2nd Symposium on the Presumpscot Formation
Advances in Geotechnical, Geologic, and Construction Practice
8 am – 5 pm, Wednesday, October 28, 2015
Hannaford Hall, Abromson Center
University of Southern Maine, Portland, ME
The coastal region of Maine and New Hampshire is famous for its scenic beauty and rugged coastline. The coastal region is also known as an area of glacial soils that cause many dramatic landslides, building settlements, and challenges to the construction of all types and sizes of structures. The soil unit was given the name Presumpscot Formation by Arthur Bloom in his 1959 Ph.D. Dissertation*. Art told a GSA session on the formation in 1989 that he originally called it the Portland Formation, but the name was rejected by his Ph.D. committee based on the code of stratigraphic nomenclature because it was already assigned. In a hurry to finish his disserations, Art had to find a name that had no chance of having been used by others, and so the Presumpscot Formation (Fm) was named. Prior to that, the Formation was locally referred to as “blue clay, “Leda Clay” and possibly other names. Strictly speaking, the name refers only to areas mapped by Art Bloom in southwest Maine, however others have adopted it for coastal and offshore glacial-marine deposits within Maine and New Hampshire. The broader Presumpscot Formation as we know it today has a unique character and variability. Engineers have developed unique methods to evaluate its behavior and contractors have devised innovative means of building on it.

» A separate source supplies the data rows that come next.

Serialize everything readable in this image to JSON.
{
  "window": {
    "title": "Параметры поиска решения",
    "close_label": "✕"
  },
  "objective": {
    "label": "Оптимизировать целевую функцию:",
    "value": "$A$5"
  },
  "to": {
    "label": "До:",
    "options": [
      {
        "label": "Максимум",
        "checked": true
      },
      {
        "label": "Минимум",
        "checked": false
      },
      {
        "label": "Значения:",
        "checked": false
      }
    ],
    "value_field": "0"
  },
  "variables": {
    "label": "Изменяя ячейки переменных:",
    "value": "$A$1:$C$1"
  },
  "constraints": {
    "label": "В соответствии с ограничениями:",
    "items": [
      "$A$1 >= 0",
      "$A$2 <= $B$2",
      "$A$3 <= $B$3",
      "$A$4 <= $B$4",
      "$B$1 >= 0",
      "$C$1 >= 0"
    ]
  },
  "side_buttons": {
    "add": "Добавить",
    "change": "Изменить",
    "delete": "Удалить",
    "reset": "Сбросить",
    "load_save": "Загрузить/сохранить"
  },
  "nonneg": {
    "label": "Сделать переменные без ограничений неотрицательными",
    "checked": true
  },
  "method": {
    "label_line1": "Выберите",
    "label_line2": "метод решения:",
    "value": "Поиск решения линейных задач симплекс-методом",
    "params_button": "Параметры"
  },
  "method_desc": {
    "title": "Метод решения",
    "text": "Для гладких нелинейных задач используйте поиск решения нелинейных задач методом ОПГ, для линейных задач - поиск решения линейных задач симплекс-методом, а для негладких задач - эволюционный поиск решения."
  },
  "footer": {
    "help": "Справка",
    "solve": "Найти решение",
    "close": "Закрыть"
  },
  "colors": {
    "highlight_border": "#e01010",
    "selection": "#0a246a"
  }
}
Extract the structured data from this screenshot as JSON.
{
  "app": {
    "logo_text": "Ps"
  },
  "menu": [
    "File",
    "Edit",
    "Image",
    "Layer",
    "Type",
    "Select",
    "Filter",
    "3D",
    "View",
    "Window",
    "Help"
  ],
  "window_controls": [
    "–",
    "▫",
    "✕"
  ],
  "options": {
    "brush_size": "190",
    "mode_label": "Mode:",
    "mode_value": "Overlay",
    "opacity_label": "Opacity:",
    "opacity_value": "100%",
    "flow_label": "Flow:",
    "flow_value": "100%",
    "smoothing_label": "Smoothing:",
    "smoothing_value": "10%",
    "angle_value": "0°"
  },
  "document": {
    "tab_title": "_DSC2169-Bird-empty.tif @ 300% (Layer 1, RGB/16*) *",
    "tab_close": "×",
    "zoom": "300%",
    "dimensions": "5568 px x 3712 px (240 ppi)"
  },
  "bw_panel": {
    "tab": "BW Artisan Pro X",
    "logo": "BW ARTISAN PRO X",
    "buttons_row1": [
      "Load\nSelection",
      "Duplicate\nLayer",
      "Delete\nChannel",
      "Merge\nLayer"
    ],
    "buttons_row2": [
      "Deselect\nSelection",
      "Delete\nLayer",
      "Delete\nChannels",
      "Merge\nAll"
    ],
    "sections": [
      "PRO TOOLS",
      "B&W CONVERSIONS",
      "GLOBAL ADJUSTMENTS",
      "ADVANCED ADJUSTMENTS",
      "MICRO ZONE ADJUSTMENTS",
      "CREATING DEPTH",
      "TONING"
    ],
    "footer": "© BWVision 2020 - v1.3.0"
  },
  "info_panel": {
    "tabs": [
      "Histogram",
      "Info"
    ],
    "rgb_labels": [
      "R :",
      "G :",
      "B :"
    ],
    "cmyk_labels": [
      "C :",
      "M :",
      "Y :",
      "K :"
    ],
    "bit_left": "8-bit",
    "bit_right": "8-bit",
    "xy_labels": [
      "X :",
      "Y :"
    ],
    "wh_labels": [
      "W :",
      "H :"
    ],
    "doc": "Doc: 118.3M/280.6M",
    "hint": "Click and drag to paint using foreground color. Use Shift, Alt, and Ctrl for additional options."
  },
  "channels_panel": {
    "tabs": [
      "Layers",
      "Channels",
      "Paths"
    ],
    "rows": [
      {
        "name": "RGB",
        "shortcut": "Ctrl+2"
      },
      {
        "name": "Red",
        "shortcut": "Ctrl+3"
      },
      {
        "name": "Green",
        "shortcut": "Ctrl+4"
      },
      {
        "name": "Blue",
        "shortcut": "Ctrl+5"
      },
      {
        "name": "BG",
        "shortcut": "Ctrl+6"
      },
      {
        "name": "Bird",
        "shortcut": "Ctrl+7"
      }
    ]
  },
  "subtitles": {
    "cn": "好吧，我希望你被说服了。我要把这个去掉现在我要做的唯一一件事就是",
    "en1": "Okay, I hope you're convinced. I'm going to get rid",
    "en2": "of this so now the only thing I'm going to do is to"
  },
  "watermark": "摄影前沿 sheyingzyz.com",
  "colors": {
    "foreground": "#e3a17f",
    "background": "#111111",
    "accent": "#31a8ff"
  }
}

The first symposium on the Presumpscot Formation, entitled Geologic and Geotechnical Characteristics of the Presumpscot Formation Maine’s Glaciomarine “Clay”, was held in March 1987. Over the past 28 years there have been great advances in the tools available for investigating site and depositional characterization, engineering design and long-term performance, and construction techniques.
The 2nd Symposium on the Presumpscot Formation will focus on advances in the investigation, design, and implementation of geological, geotechnical, and construction on the sensitive glacial marine clay found in coastal Maine and New Hampshire. Session categories include Geology, Soil Properties, Design and Performance, and Construction Practices.
*Bloom, Arthur L. (1959). Late Pleistocene changes of sea level in southwestern Maine. Ph.D. Disseration for Yale University, published by Maine Dept. of Economic Development.
Research sponsor: Office of Naval Research (Project NR 388-040) and Maine Geological Survey.